Helping McNally to realise this sound is Bobby Charles’ lifelong buddy and former sideman/collaborator the good doctor Mac Rebennack (Dr John). He would go on to have one of the hit albums of last year, one of my favourites (Locked Down) and in a roundabout way – recorded back then, but released now – it looks like he’s done it again. Or had a hand in one of the records of the year at least.
Derek Trucks also guests, bringing his Indian raga-influenced bubbly-squeaky slide guitar to a version of Cowboys and Indians.
McNally – who I first discovered with 2005’s lovely Geronimo (and if I’m being honest I pretty much forgot about her shortly after) – is wonderful throughout. Respectful of these songs and the writer, so comfortable with these great players and she moves from referencing Lucinda Williams and Bonnie Raitt vocally to embracing her own style, equally comfortable in country ballads (Homemade Songs) and the second-line shuffle of the opening rendition of Street People. Always right there though – right inside the song.

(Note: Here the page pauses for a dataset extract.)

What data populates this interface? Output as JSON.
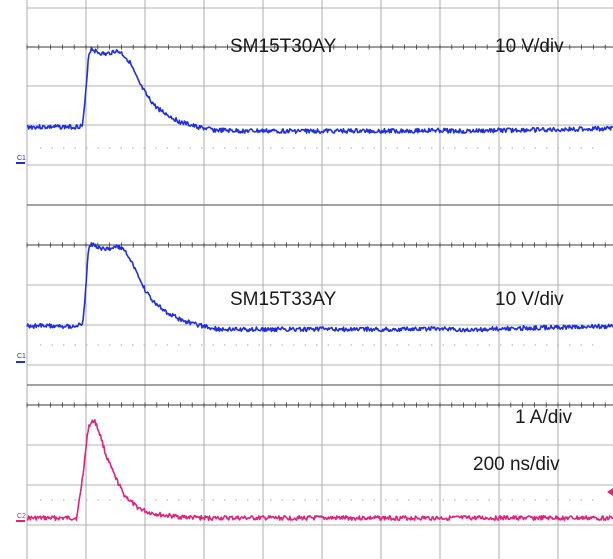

The record has a timeless feel about it – these songs will (help) do that of course but McNally’s voice is wonderfully evocative of the countrified soul from the 1950s-1980s and String of Hearts even hints at how Rickie Lee Jones might have approached something like this.
I Don’t Want To Know was, most recently, nailed by Lil’ Band O’ Gold with Warren Storm so wrapped up in it in that hammy-but-lovely way he has. McNally is more stately in the way she approaches it, recalling the stoicism of Loretta Lynn; the song taking on such a different emotive-shape simply in having a female voice lead it. The restraint in the piano playing, an after-hours trickle lightly creeping toward a shuffle is gorgeous.
Bobby Charles wrote so many hits for other people (including See You Later, Alligator). He basically invented swamp pop, provided notable assists for Fats Domino and Clarence “Frogman” Henry and had a performing/recording career outside of – but based around – his valuable efforts as a songwriter.
Here his memory is brilliantly, lovingly served.
And McNally has a comeback hit; deservedly this album should lift her profile. And she has a decent catalogue of her own material for newcomers. But this album invites people into the world of Bobby Charles’ music first and foremost. And that’s a wonderful world to live in – so many people have been doing that possibly without even realising it.
Small Town Talk is so comfy, so cosy, so lovely. So full of soul and grit and warmth and depth, so full of heart. It’s easily going to be one of the records of the year – this year and in fact any year.